For advisors, pooled employer plans are a new market with promise, but also uncertainties. Will they be a game-changer? This feature article in the latest issue of NAPA Net the Magazine takes a look at five of the uncertainties currently surrounding PEPs.

When Scott Matheson thinks about pooled employer plans, he keeps coming back to why PEPs got included in the SECURE Act. “The goal is to expand coverage to American workers who don’t currently have a workplace retirement plan. The goal was not to create PEPs as a way to bring scale to advisors or providers for their existing small plans, nor was it to help employers that currently offer a plan a way to wash their hands of the fiduciary risk associated with sponsoring their plan,” says Matheson, managing director and head of client solutions at CAPTRUST in Raleigh, North Carolina. “The real growth in coverage would come from the start-up market, from organizations that otherwise would not have a plan.”

Because of that important goal to expand coverage, CAPTRUST feels motivated to get involved somehow, Matheson says. The advisory firm hasn’t focused on the start-up market in the past, he adds, “because we would have to charge too much for it to be workable for them, to deliver the services at our standards.” Now, he and his colleagues are thinking about how best to get involved with PEPs, which launch starting Jan. 1, 2021.

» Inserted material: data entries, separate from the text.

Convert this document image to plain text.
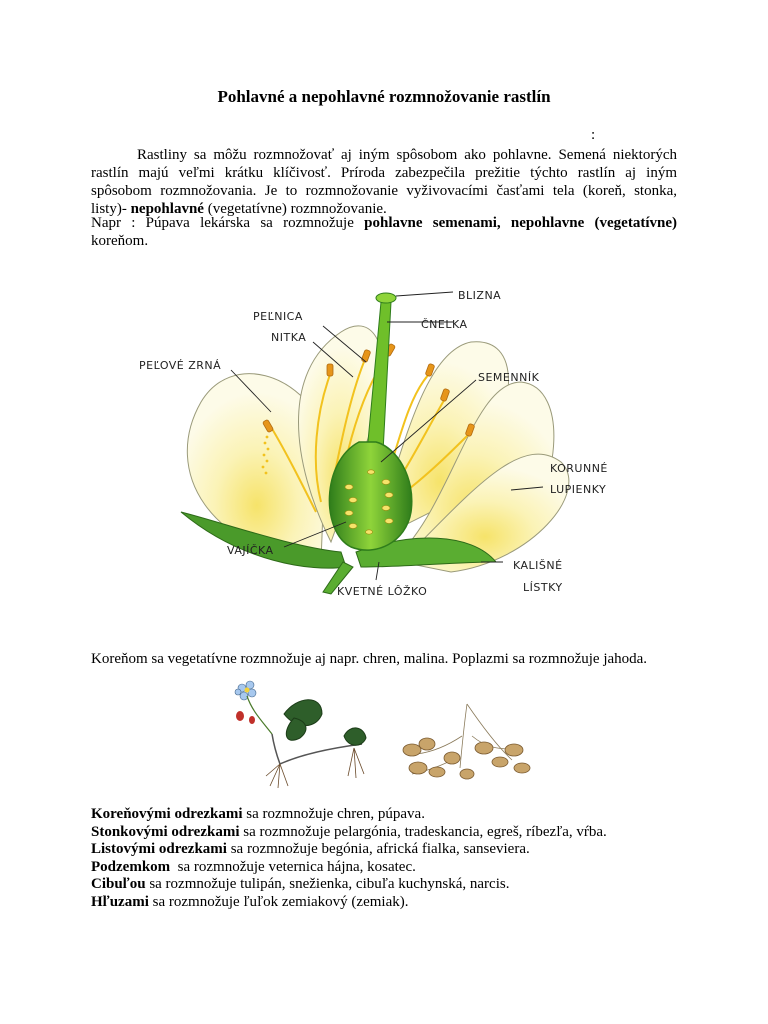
Pohlavné a nepohlavné rozmnožovanie rastlín
:
Rastliny sa môžu rozmnožovať aj iným spôsobom ako pohlavne. Semená niektorých
rastlín majú veľmi krátku klíčivosť. Príroda zabezpečila prežitie týchto rastlín aj iným
spôsobom rozmnožovania. Je to rozmnožovanie vyživovacími časťami tela (koreň, stonka,
listy)- nepohlavné (vegetatívne) rozmnožovanie.
Napr : Púpava lekárska sa rozmnožuje pohlavne semenami, nepohlavne (vegetatívne)
koreňom.
BLIZNA
PEĽNICA
ČNELKA
NITKA
PEĽOVÉ ZRNÁ
SEMENNÍK
KORUNNÉ
LUPIENKY
VAJÍČKA
KALIŠNÉ
LÍSTKY
KVETNÉ LÔŽKO
Koreňom sa vegetatívne rozmnožuje aj napr. chren, malina. Poplazmi sa rozmnožuje jahoda.
Koreňovými odrezkami sa rozmnožuje chren, púpava.
Stonkovými odrezkami sa rozmnožuje pelargónia, tradeskancia, egreš, ríbezľa, vŕba.
Listovými odrezkami sa rozmnožuje begónia, africká fialka, sanseviera.
Podzemkom  sa rozmnožuje veternica hájna, kosatec.
Cibuľou sa rozmnožuje tulipán, snežienka, cibuľa kuchynská, narcis.
Hľuzami sa rozmnožuje ľuľok zemiakový (zemiak).
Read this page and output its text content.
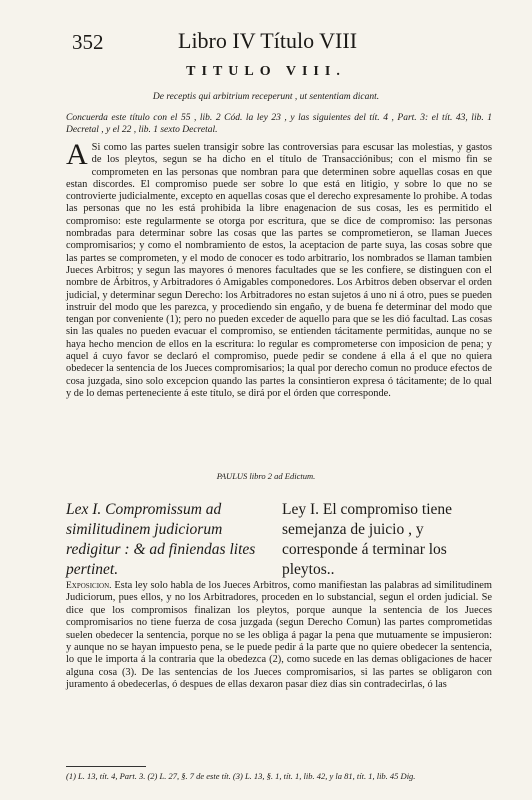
352	Libro IV Título VIII
TITULO VIII.
De receptis qui arbitrium receperunt , ut sententiam dicant.
Concuerda este título con el 55 , lib. 2 Cód. la ley 23 , y las siguientes del tít. 4 , Part. 3: el tít. 43, lib. 1 Decretal , y el 22 , lib. 1 sexto Decretal.
A Si como las partes suelen transigir sobre las controversias para escusar las molestias, y gastos de los pleytos, segun se ha dicho en el título de Transacciónibus; con el mismo fin se comprometen en las personas que nombran para que determinen sobre aquellas cosas en que estan discordes. El compromiso puede ser sobre lo que está en litigio, y sobre lo que no se controvierte judicialmente, excepto en aquellas cosas que el derecho expresamente lo prohibe. A todas las personas que no les está prohibida la libre enagenacion de sus cosas, les es permitido el compromiso: este regularmente se otorga por escritura, que se dice de compromiso: las personas nombradas para determinar sobre las cosas que las partes se comprometieron, se llaman Jueces compromisarios; y como el nombramiento de estos, la aceptacion de parte suya, las cosas sobre que las partes se comprometen, y el modo de conocer es todo arbitrario, los nombrados se llaman tambien Jueces Arbitros; y segun las mayores ó menores facultades que se les confiere, se distinguen con el nombre de Árbitros, y Arbitradores ó Amigables componedores. Los Arbitros deben observar el orden judicial, y determinar segun Derecho: los Arbitradores no estan sujetos á uno ni á otro, pues se pueden instruir del modo que les parezca, y procediendo sin engaño, y de buena fe determinar del modo que tengan por conveniente (1); pero no pueden exceder de aquello para que se les dió facultad. Las cosas sin las quales no pueden evacuar el compromiso, se entienden tácitamente permitidas, aunque no se haya hecho mencion de ellos en la escritura: lo regular es comprometerse con imposicion de pena; y aquel á cuyo favor se declaró el compromiso, puede pedir se condene á ella á el que no quiera obedecer la sentencia de los Jueces compromisarios; la qual por derecho comun no produce efectos de cosa juzgada, sino solo excepcion quando las partes la consintieron expresa ó tácitamente; de lo qual y de lo demas perteneciente á este título, se dirá por el órden que corresponde.
PAULUS libro 2 ad Edictum.
Lex I. Compromissum ad similitudinem judiciorum redigitur : & ad finiendas lites pertinet.
Ley I. El compromiso tiene semejanza de juicio , y corresponde á terminar los pleytos..
Exposicion. Esta ley solo habla de los Jueces Arbitros, como manifiestan las palabras ad similitudinem Judiciorum, pues ellos, y no los Arbitradores, proceden en lo substancial, segun el orden judicial. Se dice que los compromisos finalizan los pleytos, porque aunque la sentencia de los Jueces compromisarios no tiene fuerza de cosa juzgada (segun Derecho Comun) las partes comprometidas suelen obedecer la sentencia, porque no se les obliga á pagar la pena que mutuamente se impusieron: y aunque no se hayan impuesto pena, se le puede pedir á la parte que no quiere obedecer la sentencia, lo que le importa á la contraria que la obedezca (2), como sucede en las demas obligaciones de hacer alguna cosa (3). De las sentencias de los Jueces compromisarios, si las partes se obligaron con juramento á obedecerlas, ó despues de ellas dexaron pasar diez dias sin contradecirlas, ó las
(1) L. 13, tít. 4, Part. 3. (2) L. 27, §. 7 de este tít. (3) L. 13, §. 1, tít. 1, lib. 42, y la 81, tít. 1, lib. 45 Dig.
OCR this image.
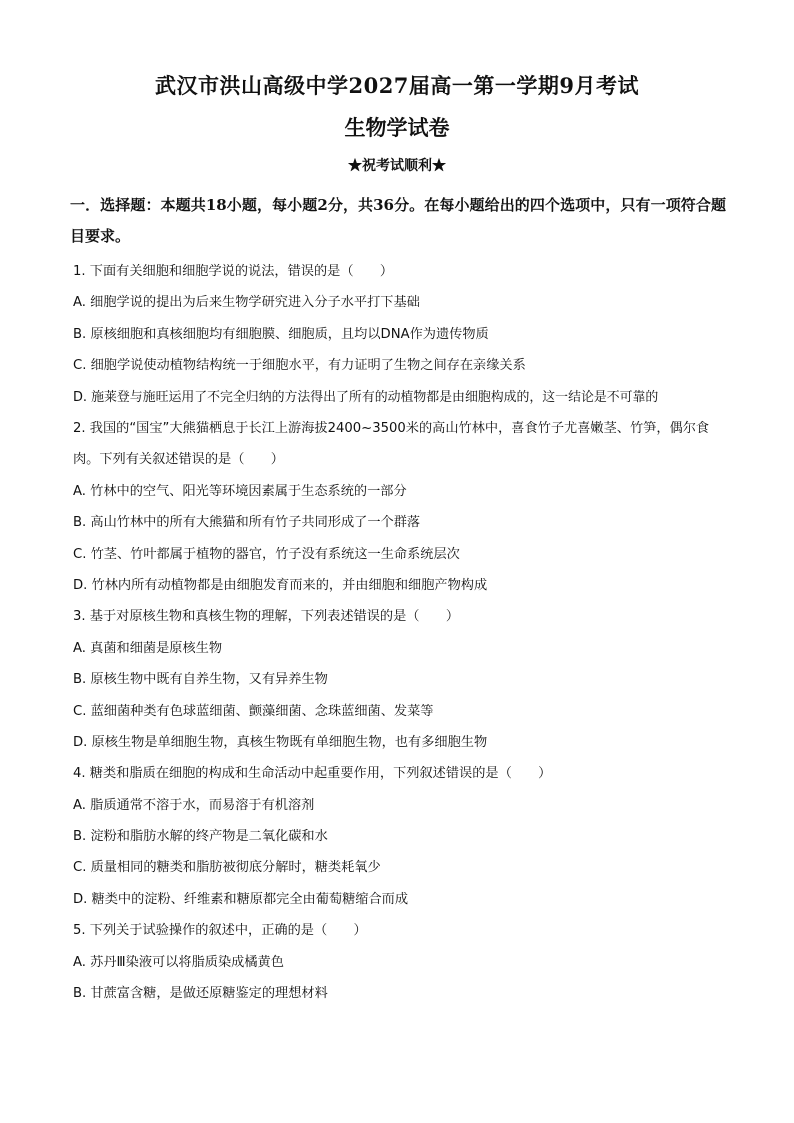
武汉市洪山高级中学2027届高一第一学期9月考试
生物学试卷
★祝考试顺利★
一．选择题：本题共18小题，每小题2分，共36分。在每小题给出的四个选项中，只有一项符合题目要求。
1. 下面有关细胞和细胞学说的说法，错误的是（　　）
A. 细胞学说的提出为后来生物学研究进入分子水平打下基础
B. 原核细胞和真核细胞均有细胞膜、细胞质，且均以DNA作为遗传物质
C. 细胞学说使动植物结构统一于细胞水平，有力证明了生物之间存在亲缘关系
D. 施莱登与施旺运用了不完全归纳的方法得出了所有的动植物都是由细胞构成的，这一结论是不可靠的
2. 我国的“国宝”大熊猫栖息于长江上游海拔2400~3500米的高山竹林中，喜食竹子尤喜嫩茎、竹笋，偶尔食肉。下列有关叙述错误的是（　　）
A. 竹林中的空气、阳光等环境因素属于生态系统的一部分
B. 高山竹林中的所有大熊猫和所有竹子共同形成了一个群落
C. 竹茎、竹叶都属于植物的器官，竹子没有系统这一生命系统层次
D. 竹林内所有动植物都是由细胞发育而来的，并由细胞和细胞产物构成
3. 基于对原核生物和真核生物的理解，下列表述错误的是（　　）
A. 真菌和细菌是原核生物
B. 原核生物中既有自养生物，又有异养生物
C. 蓝细菌种类有色球蓝细菌、颤藻细菌、念珠蓝细菌、发菜等
D. 原核生物是单细胞生物，真核生物既有单细胞生物，也有多细胞生物
4. 糖类和脂质在细胞的构成和生命活动中起重要作用，下列叙述错误的是（　　）
A. 脂质通常不溶于水，而易溶于有机溶剂
B. 淀粉和脂肪水解的终产物是二氧化碳和水
C. 质量相同的糖类和脂肪被彻底分解时，糖类耗氧少
D. 糖类中的淀粉、纤维素和糖原都完全由葡萄糖缩合而成
5. 下列关于试验操作的叙述中，正确的是（　　）
A. 苏丹Ⅲ染液可以将脂质染成橘黄色
B. 甘蔗富含糖，是做还原糖鉴定的理想材料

It wouldn’t be a stretch for CAPTRUST to serve as a 3(38) fiduciary investment manager for PEPs, Matheson says, since it already has taken on that role with about 700 client plans. “The issue is if we want to start our own PEP, and be a plan provider,” he says. “The question is, how could we do that in a way that achieves scale and also preserves our commitment to exceed our clients’ service expectations? We’re having a lot of conversations internally about what that would look like. “

CAPTRUST doesn’t feel compelled to enter the PEP market in January 2021, Matheson says, since the advisory firm’s culture is to weigh decisions like that carefully. “We’ve been reluctant to be the ‘first mover,’ and going in on 1-1-21 with a PEP is not our desire,” he says. “We’d rather be a ‘close follower,’ to make sure that we are delivering something that is consistent with our service standards.”